Larissa Lai is the author of six books, including the novels Salt Fish Girl and The Tiger Flu, and the monograph Slanting I, Imagining We: Asian Canadian Literary Production in the 1980s and 1990s. Recipient of the Lambda Literary Award, the Astraea Award, and the Tiptree Honor Book Award and finalist for the ACQL Gabrielle Roy Prize for Literary Criticism and seven more, she lives on Treaty Seven Territory in southern Alberta, where she holds a Canada Research Chair in the Department of English at the University of Calgary and directs The Insurgent Architects’ House for Creative Writing.

Article

“Familiarizing Grist Village: Why I Write Speculative Fiction”

 

Abstract

Larissa Lai explains that she writes speculative fiction in order to embrace her own writerly agency.

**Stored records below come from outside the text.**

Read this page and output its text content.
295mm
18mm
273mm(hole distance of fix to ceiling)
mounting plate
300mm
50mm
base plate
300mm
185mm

She takes up the practice of the thought experiment, first envisioned by Ursula LeGuin, as a way of narratively testing out ideas that could be practiced in the world as it is. Lai adds to this by recognizing that the world changes in multiple ways at once, and that we get new worlds and fresh futures not through a single change but through the concatenation of many, often driven by differing ideals. We can’t predict the results of ideals interacting, but we can learn to recognize beautiful, freeing or interesting things when they emerge. The marvel of speculative fiction is that it can show us how this might work, as for example in The Tiger Flu, Lai’s novel about a community of self-reproducing women and a disease that favours men.